Researchers reflecting on the incident particularly highlighted the length of the outage, which started around 3 am ET on Monday, October 20. AWS said in status updates that by 6:01 pm ET on Monday “all AWS services returned to normal operations.” The outage directly stemmed from Amazon’s DynamoDB database application programming interfaces and, according to the company, “impacted” 141 other AWS services. Multiple network engineers and infrastructure specialists emphasized to WIRED that errors are understandable and inevitable for so-called “hyperscalers” like AWS, Microsoft Azure, and Google Cloud Platform, given their complexity and sheer size. But they noted, too, that this reality shouldn’t simply absolve cloud providers when they have prolonged downtime.
“The word hindsight is key. It’s easy to find out what went wrong after the fact, but the overall reliability of AWS shows how difficult it is to prevent every failure,” says Ira Winkler, chief information security officer of the reliability and cybersecurity firm CYE. “Ideally, this will be a lesson learned, and Amazon will implement more redundancies that would prevent a disaster like this from happening in the future—or at least prevent them staying down as long as they did.”
AWS did not respond to questions from WIRED about the long tail of the recovery for customers.
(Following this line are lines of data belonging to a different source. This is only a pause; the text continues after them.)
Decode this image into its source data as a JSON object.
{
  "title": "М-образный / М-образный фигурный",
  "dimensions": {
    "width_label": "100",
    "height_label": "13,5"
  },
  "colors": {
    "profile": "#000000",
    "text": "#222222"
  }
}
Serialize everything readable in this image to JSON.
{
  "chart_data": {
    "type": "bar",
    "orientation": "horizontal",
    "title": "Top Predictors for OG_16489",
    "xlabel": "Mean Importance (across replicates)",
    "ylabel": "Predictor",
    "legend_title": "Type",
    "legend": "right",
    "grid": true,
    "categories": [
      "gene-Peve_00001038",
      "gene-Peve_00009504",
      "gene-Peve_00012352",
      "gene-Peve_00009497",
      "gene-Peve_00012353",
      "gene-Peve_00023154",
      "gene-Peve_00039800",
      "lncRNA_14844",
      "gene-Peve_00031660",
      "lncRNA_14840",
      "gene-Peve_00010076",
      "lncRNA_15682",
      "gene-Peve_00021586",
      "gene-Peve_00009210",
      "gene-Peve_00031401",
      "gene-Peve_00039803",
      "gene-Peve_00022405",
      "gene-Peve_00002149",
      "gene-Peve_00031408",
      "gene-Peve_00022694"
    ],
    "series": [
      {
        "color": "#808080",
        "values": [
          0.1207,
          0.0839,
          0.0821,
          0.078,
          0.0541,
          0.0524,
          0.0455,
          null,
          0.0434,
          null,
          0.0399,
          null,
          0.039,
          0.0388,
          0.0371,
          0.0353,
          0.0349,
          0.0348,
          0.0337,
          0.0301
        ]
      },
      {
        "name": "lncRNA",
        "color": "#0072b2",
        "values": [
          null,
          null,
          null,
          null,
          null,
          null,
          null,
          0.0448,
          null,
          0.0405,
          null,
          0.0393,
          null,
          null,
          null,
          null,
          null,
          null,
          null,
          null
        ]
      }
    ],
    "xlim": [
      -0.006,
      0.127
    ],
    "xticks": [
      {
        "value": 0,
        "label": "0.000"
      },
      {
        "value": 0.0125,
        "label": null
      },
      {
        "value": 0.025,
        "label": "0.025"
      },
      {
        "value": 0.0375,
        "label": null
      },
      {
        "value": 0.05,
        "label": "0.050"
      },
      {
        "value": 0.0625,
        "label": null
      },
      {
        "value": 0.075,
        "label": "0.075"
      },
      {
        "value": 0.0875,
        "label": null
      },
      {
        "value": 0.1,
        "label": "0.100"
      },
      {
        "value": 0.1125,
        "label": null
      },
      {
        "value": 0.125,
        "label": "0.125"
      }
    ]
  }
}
An AWS spokesperson says the company plans to publish one of its “post-event summaries” about the incident.
“I don’t think this was just a ‘stuff happens’ outage. I would have expected a full remediation much faster,” says Jake Williams, vice president of research and development at Hunter Strategy. “To give them their due, cascading failures aren’t something that they get a lot of experience working with because they don’t have outages very often. So that’s to their credit. But it’s really easy to get into the mindset of giving these companies a pass, and we shouldn’t forget that they create this situation by actively trying to attract ever more customers to their infrastructure. Clients don’t control whether they are overextending themselves or what they may have going on financially.”
The incident was caused by a familiar culprit in web outages—“domain name system” resolution issues. DNS is essentially the internet’s phonebook mechanism to direct web browsers to the right servers. As a result, DNS issues are a common source of outages, because they can cause requests to fail and keep content from loading.